The new coalition has decided to focus its effort on supporting immigrants who are detained by ICE at the Plymouth County Correctional Facility in Plymouth, Massachusetts. While immigrants detained at the Suffolk County Facility in Boston benefit from the consistent community support of the Refugee Immigrant Ministry (RIM), the Plymouth County facility lacks any consistent community presence. The coalition plans to request a tour of the Plymouth County Correctional Facility sometime in February. As part of the tour, the group will also have the opportunity to interview and talk with immigrants who are detained in Plymouth to learn about their needs and how the coalition can organize to address them. CIVIC will assist the coalition in how to use this tour as the first step in starting a consistent Community Visitation Program at the Plymouth County Correctional Facility. The coalition has identified and reached out to other immigrant rights organizations in the area, inviting a representative of each to accompany the group on the tour, in the hopes that these representatives will act as the point of contact for future community organizing.

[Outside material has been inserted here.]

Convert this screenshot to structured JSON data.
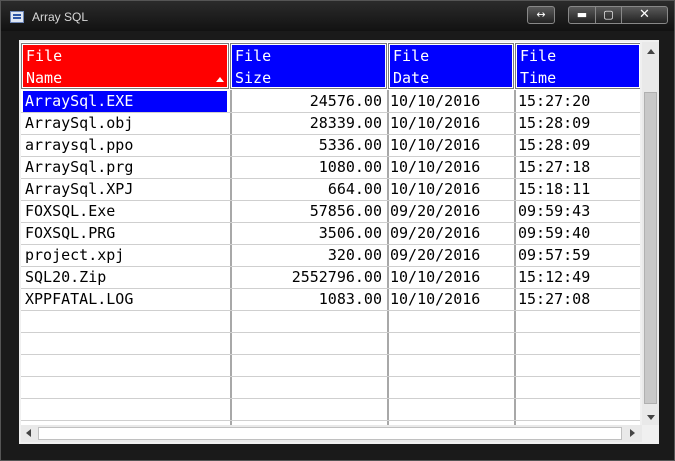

Community Visitation Programs end the isolation of men and women in U.S. immigration detention by providing them with a volunteer visitor who may act as a friend and advocate. Visitor volunteers help to connect immigrants in detention to their family members, to pro-bono legal counsel, and other networks of support. Community Visitation Programs are often the only regular outside presence in U.S. detention facilities, placing visitor volunteers in a unique position to protect against human rights abuses in detention and ensure that each person is treated with dignity. If you are interested in joining CIVIC’s movement to end the isolation and abuse of immigrants in detention, please email firstname.lastname@example.org. Christina Mansfield and Christina Fialho, Co-Executive Directors of CIVIC, can provide one-on-one and sustained capacity building support to groups that would like to start a Community Visitation Program in their community. Visitation programs transform communities by engaging community members in what is happening in their own backyards. As a result, immigration detention is no longer an invisible practice because visitors are sharing stories from within detention with their families, friends, churches, and schools – building awareness and hope.